Why You Should Avoid Emerging Markets Until The Second Half Of 2016

| About: iShares MSCI (EEM)


VWO and EEM composition is over exposed to tech sector and China - neither of which look compelling.

EM FX faces stiff pressure from ongoing Yuan devaluation - will drag on fund performance.

Potential for consumer led slow down in developed world has the potential to hit EM world disproportionately hard.

With markets reeling around the world we feel it is time to revisit our cautious stance on emerging markets which we have had in place since the middle of August 2015. The timing of our initial call was spot on - with the benchmark emerging market ETFs like (NYSEARCA:EEM) and (NYSEARCA:VWO) plunging 8% and 12.5% respectively for the remainder of 2015. While the EM world managed to recover off the late August lows - the ETFs have been relatively dead money ever since and performance will continue to be under pressure as they fall victim to a one-two punch combination of a rate tightening cycle in the US, and an ongoing currency devaluation from the PBoC in China. Add plunging commodity prices into the mix and the result is a highly noxious cocktail for emerging markets over the next six months.

As a result we retain our call to remain sidelined from the EM world for at least the first half of 2016.

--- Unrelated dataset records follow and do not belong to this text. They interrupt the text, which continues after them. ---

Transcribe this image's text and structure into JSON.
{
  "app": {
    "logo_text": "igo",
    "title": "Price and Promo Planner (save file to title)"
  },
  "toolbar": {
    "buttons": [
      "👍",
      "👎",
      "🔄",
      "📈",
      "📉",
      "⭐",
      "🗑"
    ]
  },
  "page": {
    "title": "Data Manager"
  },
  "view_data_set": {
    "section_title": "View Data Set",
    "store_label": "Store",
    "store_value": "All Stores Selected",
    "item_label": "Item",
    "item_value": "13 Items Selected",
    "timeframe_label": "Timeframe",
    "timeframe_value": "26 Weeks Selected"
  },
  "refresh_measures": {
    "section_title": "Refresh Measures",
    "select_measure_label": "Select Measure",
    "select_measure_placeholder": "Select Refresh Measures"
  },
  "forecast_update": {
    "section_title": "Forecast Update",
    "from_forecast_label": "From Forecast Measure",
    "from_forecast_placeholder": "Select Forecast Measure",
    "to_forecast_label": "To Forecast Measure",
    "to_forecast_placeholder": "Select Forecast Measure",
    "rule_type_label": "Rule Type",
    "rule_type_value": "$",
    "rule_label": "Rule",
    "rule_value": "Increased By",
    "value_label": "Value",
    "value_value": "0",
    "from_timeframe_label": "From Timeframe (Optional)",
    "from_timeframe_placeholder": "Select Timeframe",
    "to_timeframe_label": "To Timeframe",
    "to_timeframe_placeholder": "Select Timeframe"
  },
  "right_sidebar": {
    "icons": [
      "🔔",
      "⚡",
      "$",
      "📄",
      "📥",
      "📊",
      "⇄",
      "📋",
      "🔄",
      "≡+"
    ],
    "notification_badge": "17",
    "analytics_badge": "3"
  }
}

Tech and China weightings likely to drag on performance

Central to our thesis for persistent weakness in the EM world in 2016 is our call for a consumer led slowdown in developed markets in the first half of the year. We expect evidence of this slow down to start appearing in the results of 4Q consumer discretionary names especially those exposed to consumer technology. Most of the major players in the Emerging Market ETF space such as and are both heavily exposed to this consumer tech sector. South Korean large cap tech firms along with Apple's myriad of suppliers dominating the top holdings and both ETFs are also overexposed to China. With technology valuations worldwide at elevated levels, EM ETFs are also exposed to any sentiment shift in the developed market tech sector - a risk not worth taking on in our view.

Renminbi Devaluation looks set to accelerate posing contagion risks for EM FX

Despite some respite for Chinese markets toward the tail end of 2015, this week's epic plunge in Chinese stocks has refocused investor concerns on the potential for further Renminbi devaluation throughout the coming year. Offshore Yuan rates have been falling sharply in recent days and any sustained weakness is likely to spread to emerging FX. Currencies such as the Won, Rupiah, Ringgit, Rand, and Real are all under threat in our view which would severely curtail returns for investors with the US dollar as their base currency, although Yuan weakness will be the biggest driver of fund underperformance. Commodity players are also at severe risk and will likely lead to balance of payment issues for resource rich countries like Brazil, South Africa and Indonesia. Plunging currencies will also reignite the usual concerns regarding FX reserves as governments try and attempt to stem the effects of capital flight.

Deteriorating credit conditions should lead to downgrade in ratings

With the start of a rate tightening cycle underway, one of the last places investors will want to position themselves is in Emerging Market debt- corporate or sovereign. The dearth of liquidity in world wide fixed income markets since the Fed pulled the trigger in late December poses even greater challenges for the EM world where shallow liquidity could lead to outsize moves to the downside over the next 6 to 12 months. While we have yet to see the wave of downgrades from the major credit agencies, most EM currencies are already trading as such - and we believe the next wave of currency weakness will lead to downgrades all round with some markets in danger of losing investment grade status. The overall jump in risk premium for the sector will be unwelcome news for corporates who face significant spikes in their financing costs over the next year.

In summary, our previous call to remain sidelined from Emerging Markets remains intact going into the first half of 2016 as we see no compelling reason for dollar based investors to expose themselves to a sector with such unfavorable risk reward metrics. Gains in stocks are likely to be offset by deteriorating FX positions and liquidity fears in these markets are likely to be a growing story for the first six months of 2016. Stay sidelined.

Disclosure: I/we have no positions in any stocks mentioned, and no plans to initiate any positions within the next 72 hours.

I wrote this article myself, and it expresses my own opinions. I am not receiving compensation for it (other than from Seeking Alpha). I have no business relationship with any company whose stock is mentioned in this article.